Health

What are the Symptoms of Rabies? Rabid Fox Bites Five-Year-Old Girl and Three Others in Maine

A five-year-old girl was among four people tested for rabies after a fox attack in Brunswick, Maine, on Friday. 

The girl’s mother, Brooke Pisarsky, was also bitten she fought the rabid animal off her daughter, NECN reported.

What is believed to be the same fox had already attacked her neighbor's chickens, dog and his daughter’s boyfriend. It then ran up to another woman, leaving her scratched and bruised.

On Tuesday, Brunswick councilor Mark Waltz confirmed tests results by the Maine Center for Disease Control and Prevention revealed the fox had rabies, The Times Record reported.

fox-stock Stock image: a fox searches for food. On Friday, four people were bitten by a rabid fox in Maine. Getty Images

He said it wasn’t clear if the same fox attacked the residents.

Rabies is caused by a virus. In the U.S., it is spread by the bite of wild animals like skunks, raccoons, foxes and bats, according to the Centers for Disease Control and Prevention.

The condition is treatable and preventable - but if an individual who catches rabies doesn’t receive prompt medical attention they risk developing a brain disease which can be fatal. 

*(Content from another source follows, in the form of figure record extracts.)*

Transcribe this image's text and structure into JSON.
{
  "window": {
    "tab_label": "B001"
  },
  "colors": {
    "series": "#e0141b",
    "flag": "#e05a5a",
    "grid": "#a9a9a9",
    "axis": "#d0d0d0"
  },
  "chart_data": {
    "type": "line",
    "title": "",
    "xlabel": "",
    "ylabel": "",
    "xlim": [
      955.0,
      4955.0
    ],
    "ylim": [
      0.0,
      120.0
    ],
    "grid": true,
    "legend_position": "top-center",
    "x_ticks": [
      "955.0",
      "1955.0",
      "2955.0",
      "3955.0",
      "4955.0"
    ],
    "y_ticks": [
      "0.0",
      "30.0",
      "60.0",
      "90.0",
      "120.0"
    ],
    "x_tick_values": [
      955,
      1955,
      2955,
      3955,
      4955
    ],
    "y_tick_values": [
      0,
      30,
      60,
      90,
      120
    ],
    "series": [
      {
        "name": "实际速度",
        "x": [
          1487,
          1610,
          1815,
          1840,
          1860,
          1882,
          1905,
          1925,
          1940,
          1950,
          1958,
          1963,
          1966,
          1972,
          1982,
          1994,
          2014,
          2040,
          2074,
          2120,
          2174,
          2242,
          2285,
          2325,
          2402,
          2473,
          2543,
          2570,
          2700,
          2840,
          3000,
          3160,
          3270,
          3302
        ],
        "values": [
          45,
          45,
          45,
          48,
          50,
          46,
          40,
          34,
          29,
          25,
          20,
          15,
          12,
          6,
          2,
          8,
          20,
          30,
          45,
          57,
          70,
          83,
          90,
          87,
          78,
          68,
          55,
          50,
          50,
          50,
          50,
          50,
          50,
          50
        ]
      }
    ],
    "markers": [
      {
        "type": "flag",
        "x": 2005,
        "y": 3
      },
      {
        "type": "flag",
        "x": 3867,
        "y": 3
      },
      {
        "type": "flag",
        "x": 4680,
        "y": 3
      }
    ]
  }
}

At first, the symptoms of the condition as similar to others: a fever, headache, and feeling weak. Over time, insomnia can occur, as well as anxiety, confusion, and hallucinations. Some people will experience slight paralysis in their body, produce more saliva than normal, develop a fear of water and find it difficult to swallow. After these symptoms appear, a person can be dead within days.

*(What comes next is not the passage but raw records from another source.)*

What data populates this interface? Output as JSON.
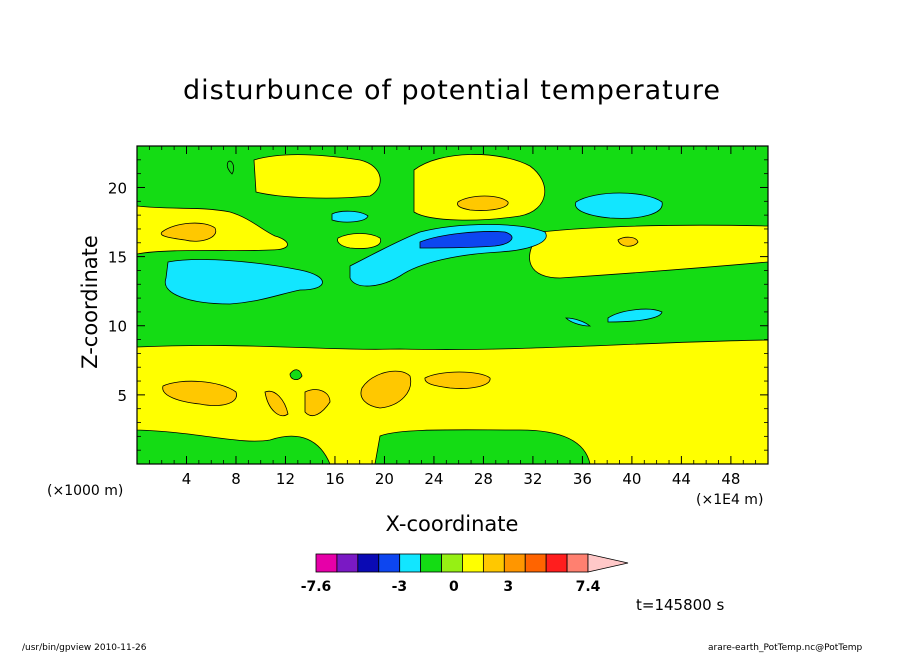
{
  "chart_data": {
    "type": "heatmap",
    "title": "disturbunce of potential temperature",
    "xlabel": "X-coordinate",
    "ylabel": "Z-coordinate",
    "x_unit_left": "(×1000 m)",
    "x_unit_right": "(×1E4 m)",
    "x_ticks": [
      "4",
      "8",
      "12",
      "16",
      "20",
      "24",
      "28",
      "32",
      "36",
      "40",
      "44",
      "48"
    ],
    "x_tick_values": [
      4,
      8,
      12,
      16,
      20,
      24,
      28,
      32,
      36,
      40,
      44,
      48
    ],
    "y_ticks": [
      "5",
      "10",
      "15",
      "20"
    ],
    "y_tick_values": [
      5,
      10,
      15,
      20
    ],
    "xlim": [
      0,
      51
    ],
    "ylim": [
      0,
      23
    ],
    "colorbar": {
      "colors": [
        "#e600a8",
        "#7a19c4",
        "#0a0ab4",
        "#0d46f0",
        "#12e6ff",
        "#14dc14",
        "#96f014",
        "#ffff00",
        "#ffc800",
        "#ff9600",
        "#ff6400",
        "#ff1e1e",
        "#ff8070",
        "#ffc8c8"
      ],
      "tick_labels": [
        "-7.6",
        "-3",
        "0",
        "3",
        "7.4"
      ],
      "tick_values": [
        -7.6,
        -3,
        0,
        3,
        7.4
      ]
    },
    "time_label": "t=145800 s"
  },
  "footer": {
    "left": "/usr/bin/gpview   2010-11-26",
    "right": "arare-earth_PotTemp.nc@PotTemp"
  }
}
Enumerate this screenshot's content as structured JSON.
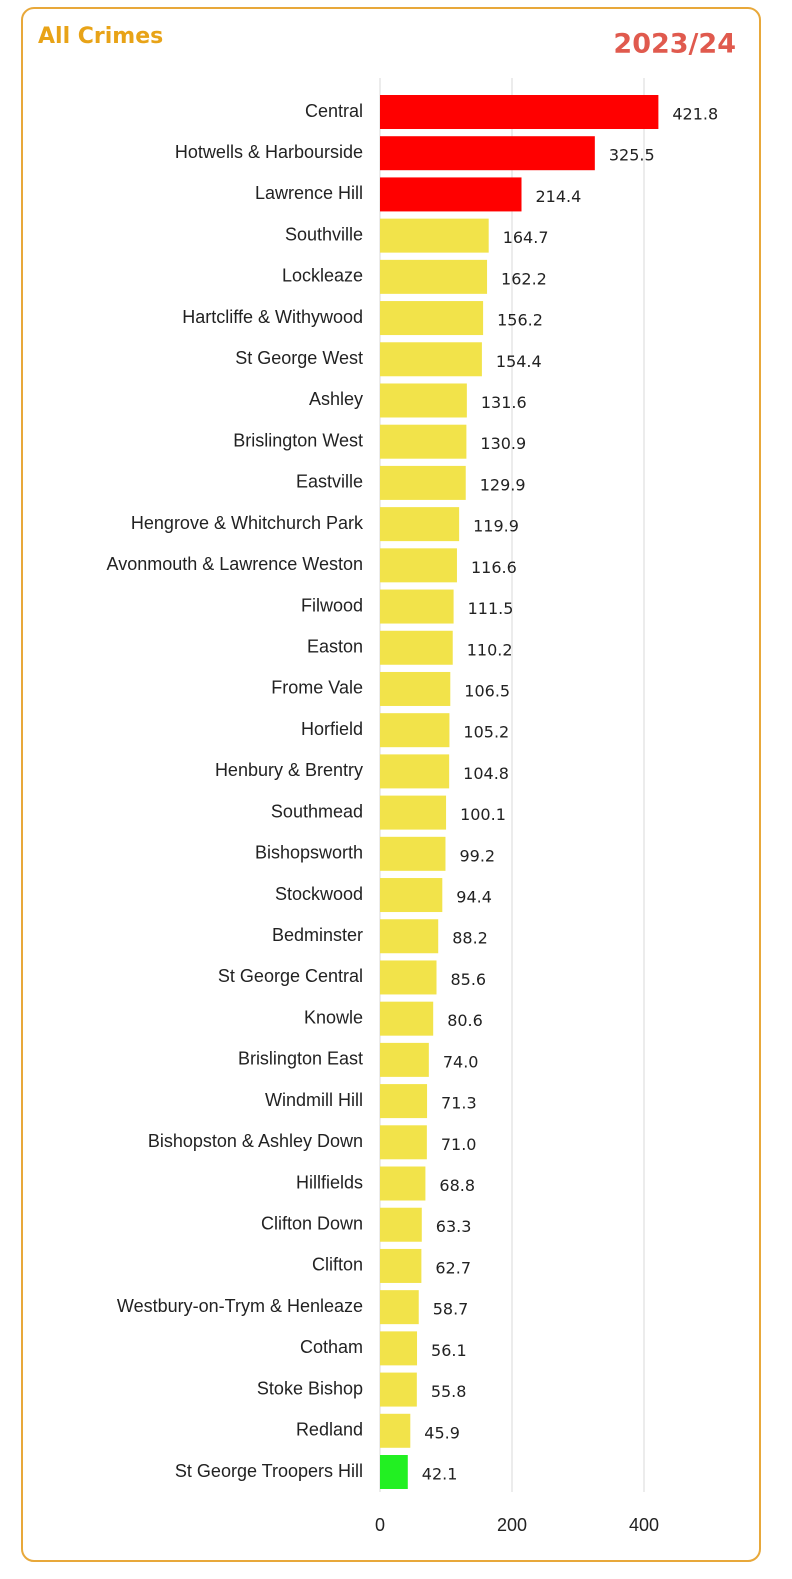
{
  "chart_data": {
    "type": "barh",
    "title": "All Crimes",
    "subtitle": "2023/24",
    "categories": [
      "Central",
      "Hotwells & Harbourside",
      "Lawrence Hill",
      "Southville",
      "Lockleaze",
      "Hartcliffe & Withywood",
      "St George West",
      "Ashley",
      "Brislington West",
      "Eastville",
      "Hengrove & Whitchurch Park",
      "Avonmouth & Lawrence Weston",
      "Filwood",
      "Easton",
      "Frome Vale",
      "Horfield",
      "Henbury & Brentry",
      "Southmead",
      "Bishopsworth",
      "Stockwood",
      "Bedminster",
      "St George Central",
      "Knowle",
      "Brislington East",
      "Windmill Hill",
      "Bishopston & Ashley Down",
      "Hillfields",
      "Clifton Down",
      "Clifton",
      "Westbury-on-Trym & Henleaze",
      "Cotham",
      "Stoke Bishop",
      "Redland",
      "St George Troopers Hill"
    ],
    "values": [
      421.8,
      325.5,
      214.4,
      164.7,
      162.2,
      156.2,
      154.4,
      131.6,
      130.9,
      129.9,
      119.9,
      116.6,
      111.5,
      110.2,
      106.5,
      105.2,
      104.8,
      100.1,
      99.2,
      94.4,
      88.2,
      85.6,
      80.6,
      74.0,
      71.3,
      71.0,
      68.8,
      63.3,
      62.7,
      58.7,
      56.1,
      55.8,
      45.9,
      42.1
    ],
    "value_labels": [
      "421.8",
      "325.5",
      "214.4",
      "164.7",
      "162.2",
      "156.2",
      "154.4",
      "131.6",
      "130.9",
      "129.9",
      "119.9",
      "116.6",
      "111.5",
      "110.2",
      "106.5",
      "105.2",
      "104.8",
      "100.1",
      "99.2",
      "94.4",
      "88.2",
      "85.6",
      "80.6",
      "74.0",
      "71.3",
      "71.0",
      "68.8",
      "63.3",
      "62.7",
      "58.7",
      "56.1",
      "55.8",
      "45.9",
      "42.1"
    ],
    "colors": [
      "#ff0000",
      "#ff0000",
      "#ff0000",
      "#f2e34a",
      "#f2e34a",
      "#f2e34a",
      "#f2e34a",
      "#f2e34a",
      "#f2e34a",
      "#f2e34a",
      "#f2e34a",
      "#f2e34a",
      "#f2e34a",
      "#f2e34a",
      "#f2e34a",
      "#f2e34a",
      "#f2e34a",
      "#f2e34a",
      "#f2e34a",
      "#f2e34a",
      "#f2e34a",
      "#f2e34a",
      "#f2e34a",
      "#f2e34a",
      "#f2e34a",
      "#f2e34a",
      "#f2e34a",
      "#f2e34a",
      "#f2e34a",
      "#f2e34a",
      "#f2e34a",
      "#f2e34a",
      "#f2e34a",
      "#22f022"
    ],
    "xlim": [
      0,
      500
    ],
    "xticks": [
      0,
      200,
      400
    ],
    "grid": true
  }
}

A skunk found on Sunday around two miles away also tested positive for rabies, according to Waltz, but it is not believed to have come into contact with any humans.

Read more: Man Describes Shark Attack That Caused Florida Beach to Close: 'Blood Started Pouring Out'

The Maine Centers for Disease Control and Prevention announced on Monday it will distribute around 351,000 oral rabies vaccine baits this week in the northeastern region of the state in an attempt to reduce raccoon rabies. This has been carried out annually since 2003.

According to figures released on Monday before the fox and skunk tested positive, 42 animals were diagnosed with rabies in 13 of Maine’s 16 counties. Infected animals included a domestic cat, raccoons, a bat, striped skunks, gray foxes, an otter, and a woodchuck.

But the latest reported case of human rabies in Maine was in 1937. And thanks to vaccines and successful animal control programs, rates of rabies have been falling across the country since the 1970s.